Polisi selidiki temuan jasad bayi di Kali Pacing Bekasi

Warga menyaksikan dari dekat proses evakuasi jasad bayi laki-laki yang ditemukan di aliran Kali Pacing, Desa Waringin Jaya, Kecamatan Kedungwaringin, Kabupaten Bekasi pada Sabtu (28/3/2026). ANTARA/Pradita Kurniawan Syah.
Warga menyaksikan dari dekat proses evakuasi jasad bayi laki-laki yang ditemukan di aliran Kali Pacing, Desa Waringin Jaya, Kecamatan Kedungwaringin, Kabupaten Bekasi pada Sabtu (28/3/2026). ANTARA/Pradita Kurniawan Syah.
Petugas kepolisian menyelidiki kasus penemuan jasad bayi berjenis kelamin laki-laki di aliran Kali Pacing, Desa Waringin Jaya, Kecamatan Kedungwaringin, Kabupaten Bekasi, Jawa Barat, pada Sabtu (28/3).
"Anggota kami langsung menuju lokasi TKP (tempat kejadian perkara) penemuan jasad bayi setelah menerima laporan dari warga," kata Kapolsek Kedungwaringin Ajun Komisaris Pol. Muhammad Trisno di Cikarang, Minggu.

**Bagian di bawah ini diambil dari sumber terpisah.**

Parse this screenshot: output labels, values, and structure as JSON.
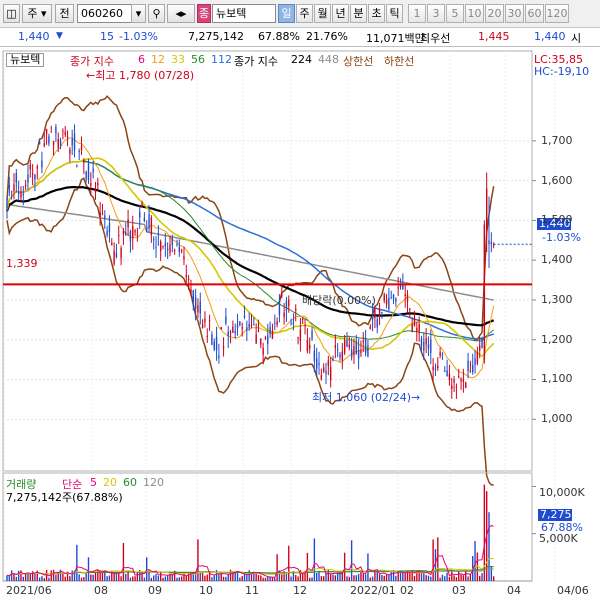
{
  "toolbar": {
    "win_icon": "◫",
    "mode1": "주",
    "mode2": "전",
    "code": "060260",
    "stock_badge": "종",
    "stock_name": "뉴보텍",
    "period_tabs": [
      "일",
      "주",
      "월",
      "년",
      "분",
      "초",
      "틱"
    ],
    "active_period": "일",
    "num_tabs": [
      "1",
      "3",
      "5",
      "10",
      "20",
      "30",
      "60",
      "120"
    ]
  },
  "quote": {
    "price": "1,440",
    "change": "15",
    "change_pct": "-1.03%",
    "volume": "7,275,142",
    "volume_ratio": "67.88%",
    "turnover": "21.76%",
    "amount": "11,071백만",
    "pref_label": "최우선",
    "ask": "1,445",
    "bid": "1,440",
    "tail": "시"
  },
  "price_panel": {
    "stock_label": "뉴보텍",
    "legend_title": "종가 지수",
    "ma": [
      {
        "label": "6",
        "color": "#e8007e"
      },
      {
        "label": "12",
        "color": "#f39c12"
      },
      {
        "label": "33",
        "color": "#d4c800"
      },
      {
        "label": "56",
        "color": "#2a8a2a"
      },
      {
        "label": "112",
        "color": "#2f6fd6"
      }
    ],
    "legend_title2": "종가 지수",
    "ma_extra": [
      {
        "label": "224",
        "color": "#000000"
      },
      {
        "label": "448",
        "color": "#8c8c8c"
      }
    ],
    "upper_band": "상한선",
    "lower_band": "하한선",
    "lc": "LC:35,85",
    "hc": "HC:-19,10",
    "high_note": "최고 1,780 (07/28)",
    "low_note": "최저 1,060 (02/24)",
    "ex_div_note": "배당락(0.00%)",
    "ref_level": "1,339",
    "current_price": "1,440",
    "current_pct": "-1.03%",
    "y_labels": [
      "1,700",
      "1,600",
      "1,500",
      "1,400",
      "1,300",
      "1,200",
      "1,100",
      "1,000"
    ]
  },
  "volume_panel": {
    "title": "거래량",
    "ma_title": "단순",
    "ma": [
      {
        "label": "5",
        "color": "#e8007e"
      },
      {
        "label": "20",
        "color": "#d4c800"
      },
      {
        "label": "60",
        "color": "#2a8a2a"
      },
      {
        "label": "120",
        "color": "#8c8c8c"
      }
    ],
    "summary": "7,275,142주(67.88%)",
    "y_label": "10,000K",
    "y_label2": "5,000K",
    "current": "7,275K",
    "current_pct": "67.88%"
  },
  "x_axis": [
    "2021/06",
    "08",
    "09",
    "10",
    "11",
    "12",
    "2022/01",
    "02",
    "03",
    "04",
    "04/06"
  ],
  "chart_data": {
    "type": "candlestick",
    "ylim": [
      880,
      1780
    ],
    "high": {
      "value": 1780,
      "date": "07/28"
    },
    "low": {
      "value": 1060,
      "date": "02/24"
    },
    "reference_line": 1339,
    "last_close": 1440,
    "last_change_pct": -1.03,
    "volume_last": 7275142,
    "volume_ylim": [
      0,
      11000000
    ]
  }
}
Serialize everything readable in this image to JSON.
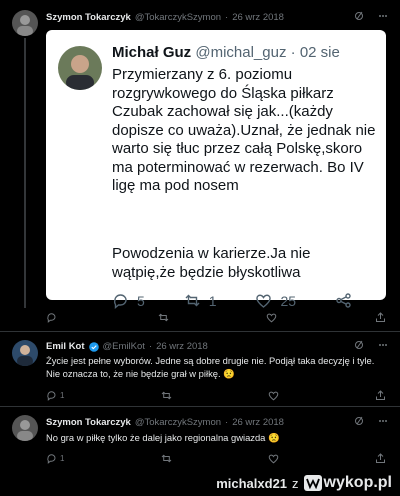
{
  "tweet1": {
    "name": "Szymon Tokarczyk",
    "handle": "@TokarczykSzymon",
    "dot": "·",
    "date": "26 wrz 2018"
  },
  "quoted": {
    "name": "Michał Guz",
    "handle": "@michal_guz",
    "dot": "·",
    "date": "02 sie",
    "text": "Przymierzany z 6. poziomu rozgrywkowego do Śląska piłkarz Czubak zachował się jak...(każdy dopisze co uważa).Uznał, że jednak nie warto się tłuc przez całą Polskę,skoro ma poterminować w rezerwach. Bo IV ligę ma pod nosem",
    "text2": "Powodzenia w karierze.Ja nie wątpię,że będzie błyskotliwa",
    "replies": "5",
    "retweets": "1",
    "likes": "25"
  },
  "tweet1_actions": {
    "replies": "",
    "retweets": "",
    "likes": ""
  },
  "tweet2": {
    "name": "Emil Kot",
    "handle": "@EmilKot",
    "dot": "·",
    "date": "26 wrz 2018",
    "text": "Życie jest pełne wyborów. Jedne są dobre drugie nie. Podjął taka decyzję i tyle. Nie oznacza to, że nie będzie grał w piłkę. 😟",
    "replies": "1",
    "retweets": "",
    "likes": ""
  },
  "tweet3": {
    "name": "Szymon Tokarczyk",
    "handle": "@TokarczykSzymon",
    "dot": "·",
    "date": "26 wrz 2018",
    "text": "No gra w piłkę tylko że dalej jako regionalna gwiazda 😟",
    "replies": "1",
    "retweets": "",
    "likes": ""
  },
  "footer": {
    "user": "michalxd21",
    "z": "z",
    "site": "wykop.pl"
  },
  "colors": {
    "background": "#000000",
    "text": "#e7e9ea",
    "muted": "#71767b",
    "verified": "#1d9bf0",
    "card": "#ffffff"
  }
}
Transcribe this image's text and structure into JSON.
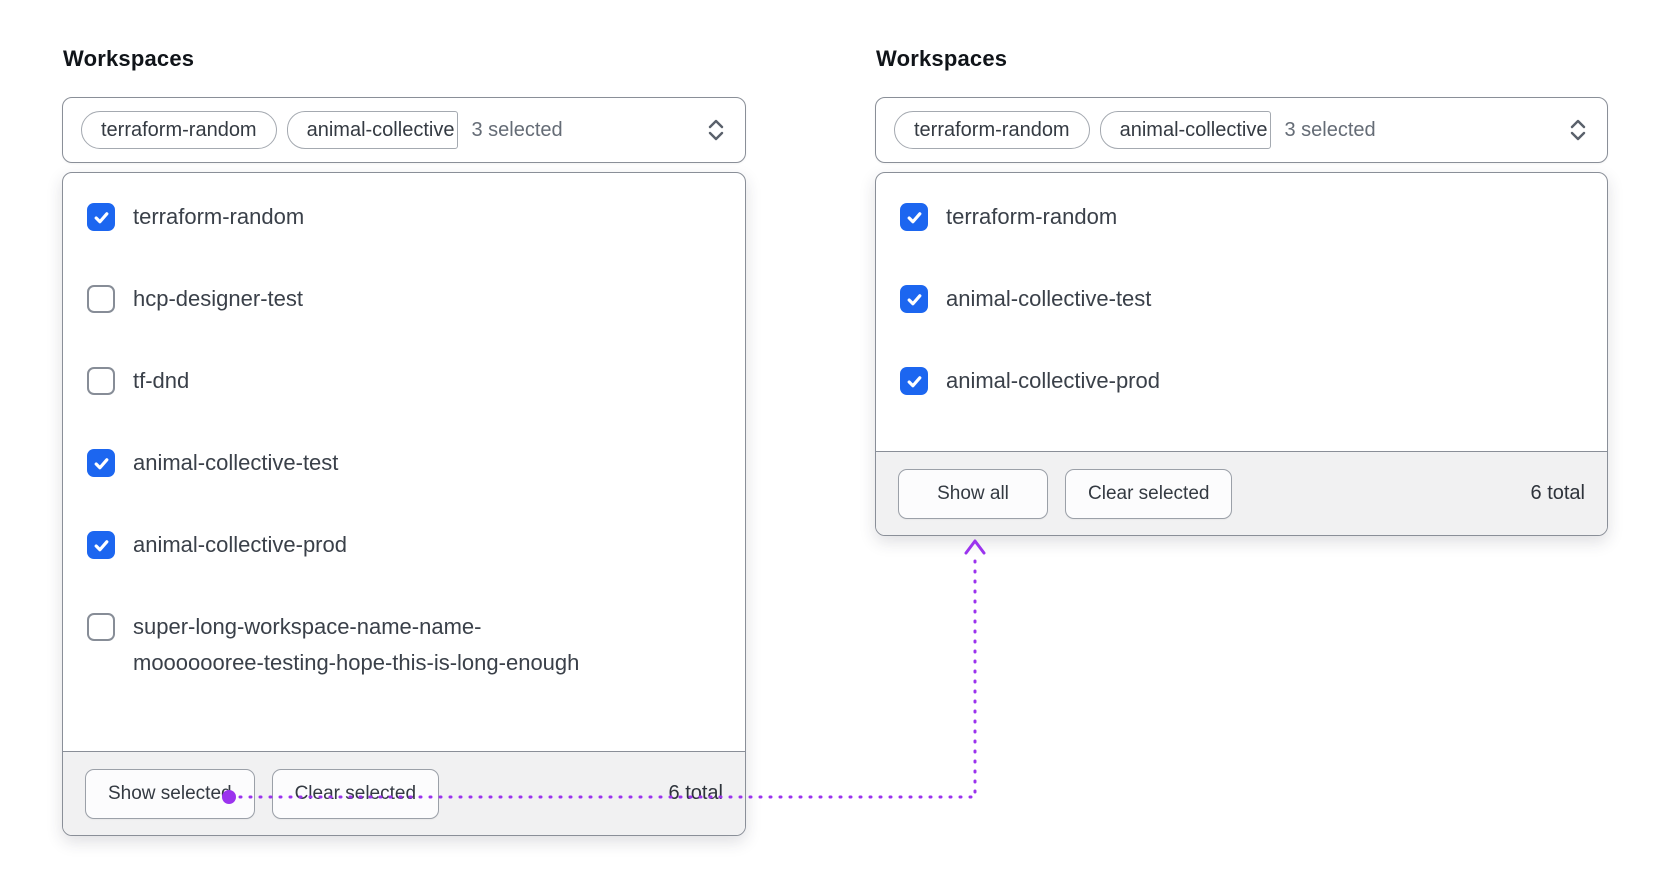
{
  "colors": {
    "checkbox_blue": "#1c66f0",
    "annotation_purple": "#9b33ee",
    "panel_border": "#8a8f98",
    "footer_bg": "#f1f1f2"
  },
  "left_panel": {
    "label": "Workspaces",
    "trigger": {
      "pills": [
        "terraform-random",
        "animal-collective"
      ],
      "selected_count_text": "3 selected"
    },
    "options": [
      {
        "label": "terraform-random",
        "checked": true
      },
      {
        "label": "hcp-designer-test",
        "checked": false
      },
      {
        "label": "tf-dnd",
        "checked": false
      },
      {
        "label": "animal-collective-test",
        "checked": true
      },
      {
        "label": "animal-collective-prod",
        "checked": true
      },
      {
        "label": "super-long-workspace-name-name-",
        "label2": "mooooooree-testing-hope-this-is-long-enough",
        "checked": false
      }
    ],
    "footer": {
      "primary_button": "Show selected",
      "secondary_button": "Clear selected",
      "total_text": "6 total"
    }
  },
  "right_panel": {
    "label": "Workspaces",
    "trigger": {
      "pills": [
        "terraform-random",
        "animal-collective"
      ],
      "selected_count_text": "3 selected"
    },
    "options": [
      {
        "label": "terraform-random",
        "checked": true
      },
      {
        "label": "animal-collective-test",
        "checked": true
      },
      {
        "label": "animal-collective-prod",
        "checked": true
      }
    ],
    "footer": {
      "primary_button": "Show all",
      "secondary_button": "Clear selected",
      "total_text": "6 total"
    }
  }
}
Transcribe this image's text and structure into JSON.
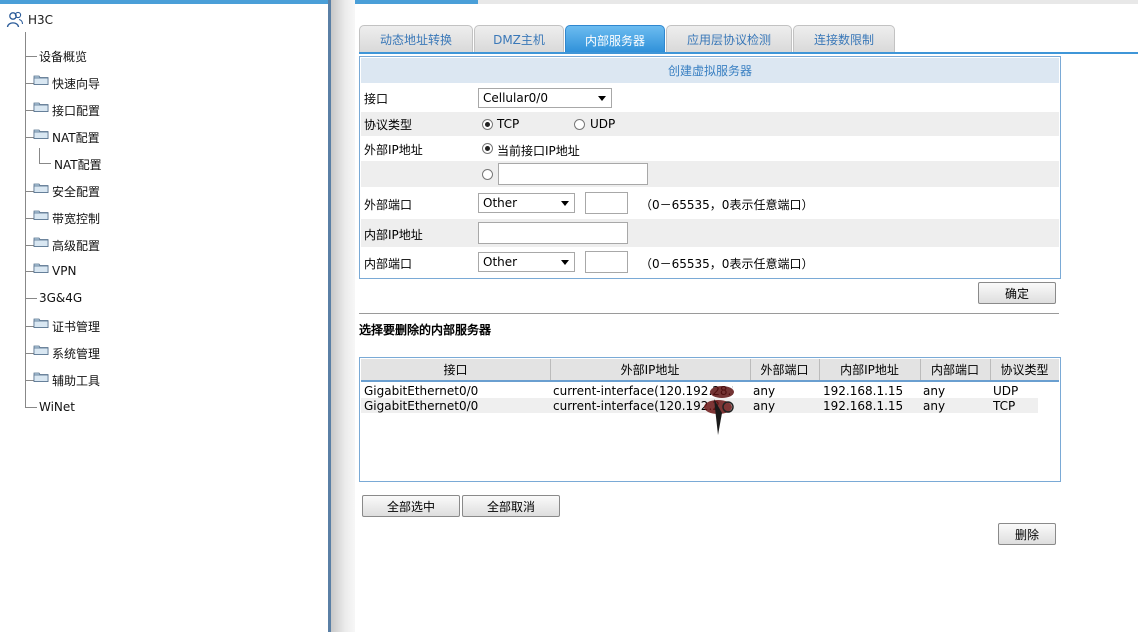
{
  "tree": {
    "root": "H3C",
    "items": [
      {
        "label": "设备概览",
        "folder": false
      },
      {
        "label": "快速向导",
        "folder": true
      },
      {
        "label": "接口配置",
        "folder": true
      },
      {
        "label": "NAT配置",
        "folder": true,
        "open": true
      },
      {
        "label": "安全配置",
        "folder": true
      },
      {
        "label": "带宽控制",
        "folder": true
      },
      {
        "label": "高级配置",
        "folder": true
      },
      {
        "label": "VPN",
        "folder": true
      },
      {
        "label": "3G&4G",
        "folder": false
      },
      {
        "label": "证书管理",
        "folder": true
      },
      {
        "label": "系统管理",
        "folder": true
      },
      {
        "label": "辅助工具",
        "folder": true
      },
      {
        "label": "WiNet",
        "folder": false
      }
    ],
    "sub_item": "NAT配置"
  },
  "tabs": [
    {
      "label": "动态地址转换",
      "active": false
    },
    {
      "label": "DMZ主机",
      "active": false
    },
    {
      "label": "内部服务器",
      "active": true
    },
    {
      "label": "应用层协议检测",
      "active": false
    },
    {
      "label": "连接数限制",
      "active": false
    }
  ],
  "form": {
    "header": "创建虚拟服务器",
    "interface_label": "接口",
    "interface_value": "Cellular0/0",
    "protocol_label": "协议类型",
    "protocol_tcp": "TCP",
    "protocol_udp": "UDP",
    "protocol_selected": "TCP",
    "ext_ip_label": "外部IP地址",
    "ext_ip_option_current": "当前接口IP地址",
    "ext_ip_custom_value": "",
    "ext_port_label": "外部端口",
    "ext_port_select": "Other",
    "ext_port_value": "",
    "port_hint": "（0－65535，0表示任意端口）",
    "int_ip_label": "内部IP地址",
    "int_ip_value": "",
    "int_port_label": "内部端口",
    "int_port_select": "Other",
    "int_port_value": "",
    "confirm_button": "确定"
  },
  "delete_section": {
    "title": "选择要删除的内部服务器",
    "columns": [
      "接口",
      "外部IP地址",
      "外部端口",
      "内部IP地址",
      "内部端口",
      "协议类型"
    ],
    "rows": [
      [
        "GigabitEthernet0/0",
        "current-interface(120.192.28.1",
        "any",
        "192.168.1.15",
        "any",
        "UDP"
      ],
      [
        "GigabitEthernet0/0",
        "current-interface(120.192.2",
        "any",
        "192.168.1.15",
        "any",
        "TCP"
      ]
    ],
    "select_all_button": "全部选中",
    "deselect_all_button": "全部取消",
    "delete_button": "删除"
  }
}
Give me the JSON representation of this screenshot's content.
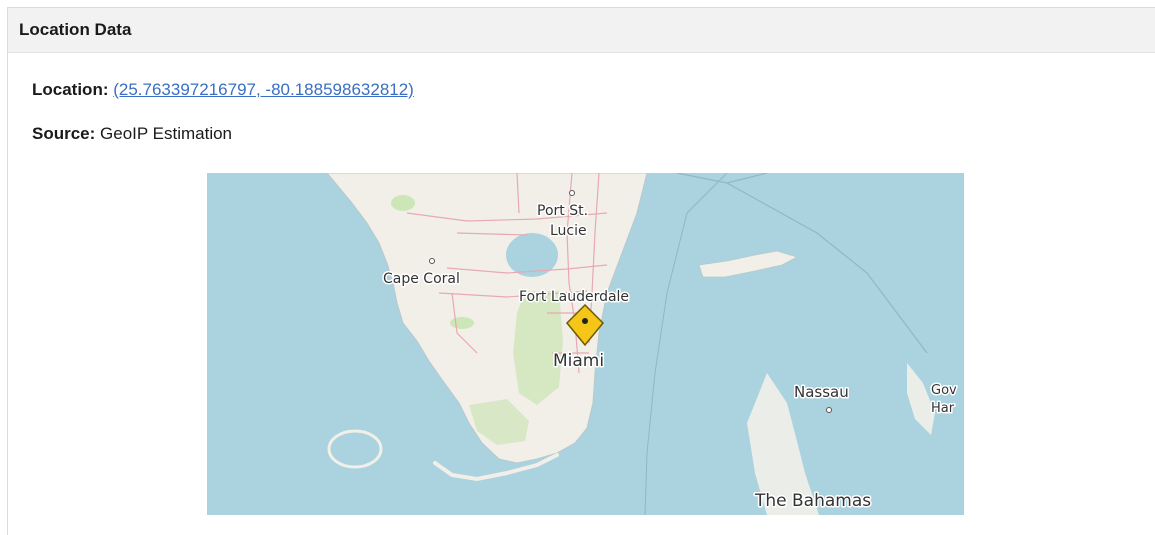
{
  "panel": {
    "title": "Location Data"
  },
  "location": {
    "label": "Location:",
    "value": "(25.763397216797, -80.188598632812)"
  },
  "source": {
    "label": "Source:",
    "value": "GeoIP Estimation"
  },
  "map": {
    "labels": {
      "port_st_lucie_1": "Port St.",
      "port_st_lucie_2": "Lucie",
      "cape_coral": "Cape Coral",
      "fort_lauderdale": "Fort Lauderdale",
      "miami": "Miami",
      "nassau": "Nassau",
      "gov_1": "Gov",
      "gov_2": "Har",
      "bahamas": "The Bahamas"
    },
    "colors": {
      "water": "#aad3df",
      "land": "#f2efe9",
      "park": "#cde6b8",
      "roads": "#e8a8b4",
      "marker": "#f5c518"
    }
  }
}
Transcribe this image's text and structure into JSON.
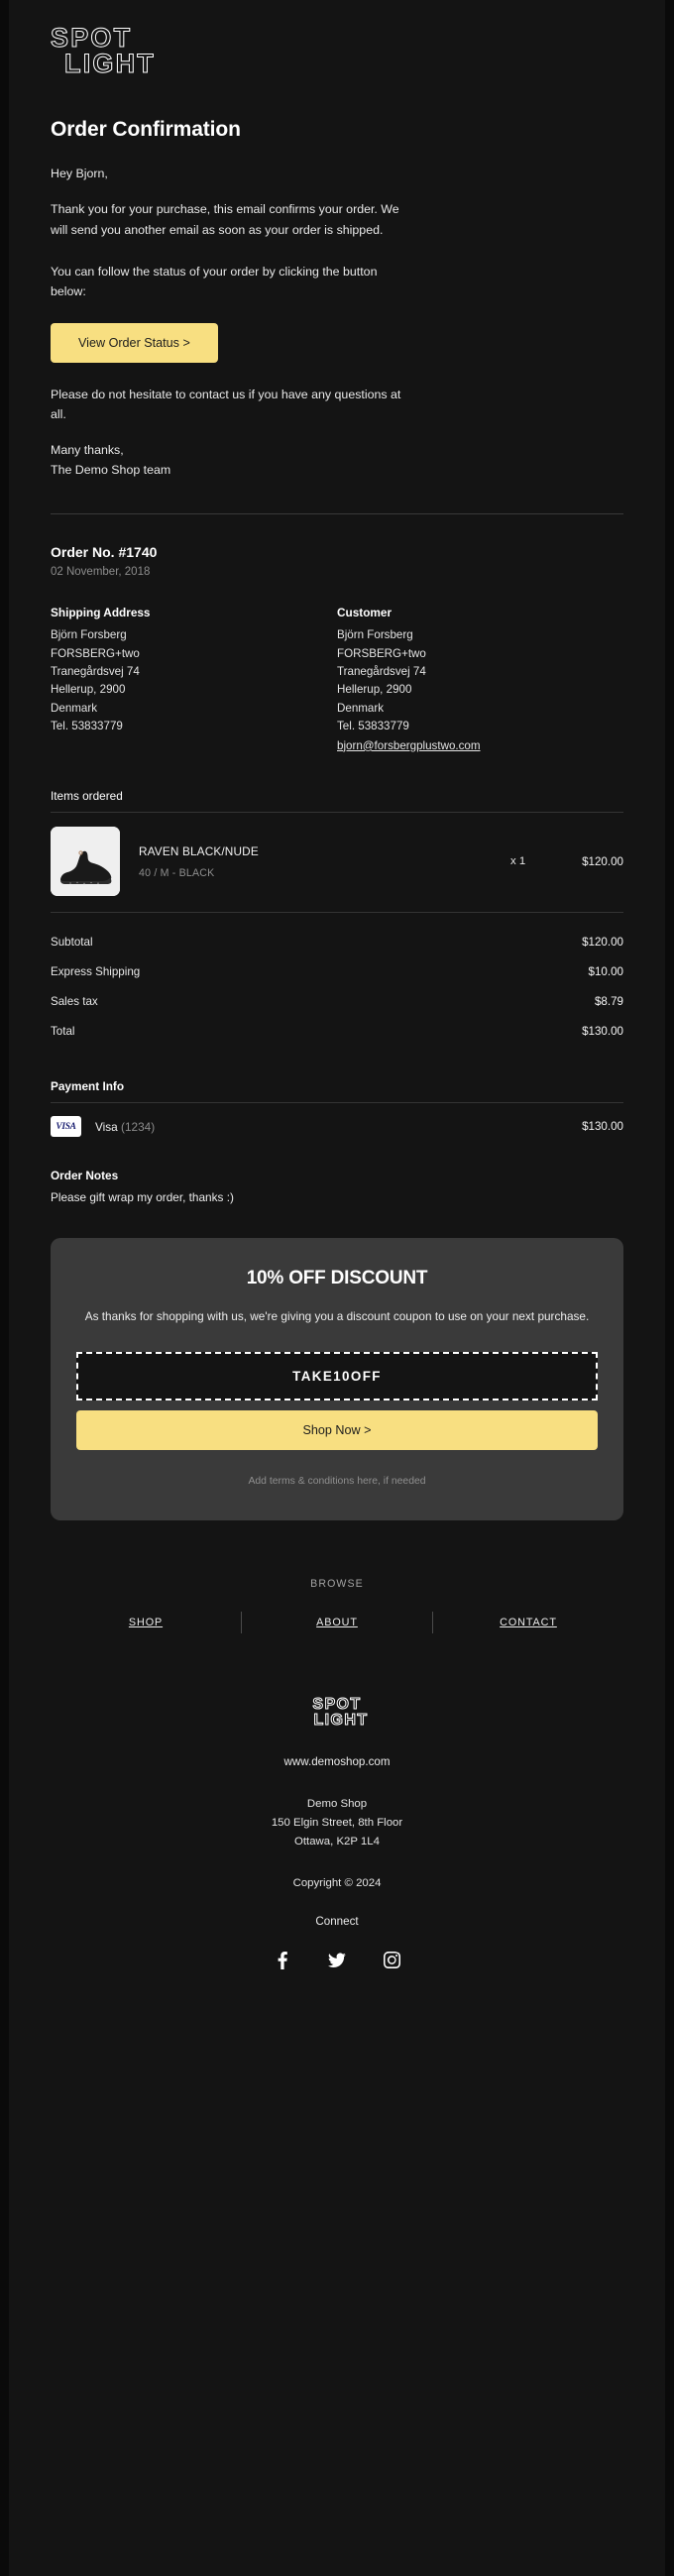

Berdasarkan laporan yang diterima petugas, kata dia, jasad bayi tersebut pertama kali ditemukan warga pada Sabtu (28/3) sore pukul 16.00 WIB dalam kondisi mengambang di aliran sungai.
Saat ditemukan, jasad bayi tersebut dalam kondisi telah membusuk dengan tali plasenta yang masih menempel di tubuhnya.
Berdasarkan dugaan awal, bayi malang itu baru berusia beberapa hari. Namun, untuk memastikan usia hingga penyebab kematian, jenazah telah dibawa ke RSUD Kabupaten Bekasi guna dilakukan autopsi.
"Kami juga memanggil tim identifikasi dari Polres Metro Bekasi untuk membantu proses evakuasi serta penyelidikan lebih lanjut," katanya.
Dugaan sementara, bayi ini sengaja dibuang ke aliran sungai oleh seseorang. Polisi masih terus mendalami kasus ini, termasuk melakukan pemeriksaan terhadap sejumlah saksi di sekitar lokasi kejadian.
Selain itu, tim dari Polsek Kedungwaringin juga diturunkan untuk mencari informasi tambahan terkait asal-usul bayi tersebut dan pihak yang bertanggung jawab atas tindakan ini.
"Kami juga mengimbau masyarakat yang memiliki informasi terkait agar segera melaporkannya kepada pihak kepolisian," kata dia.
Warga setempat Muhammad Iqbal (38) mengaku mengetahui peristiwa nahas tersebut dari cerita masyarakat. Saat tiba di lokasi penemuan, puluhan warga sudah ramai menyaksikan proses evakuasi oleh petugas.
"Saya sampai sore sebelum maghrib, sudah ramai banget warga kemarin mas, mereka juga menyaksikan dari dekat proses evakuasi. Kok ada ya orang yang tega membuang bayi seperti itu," katanya.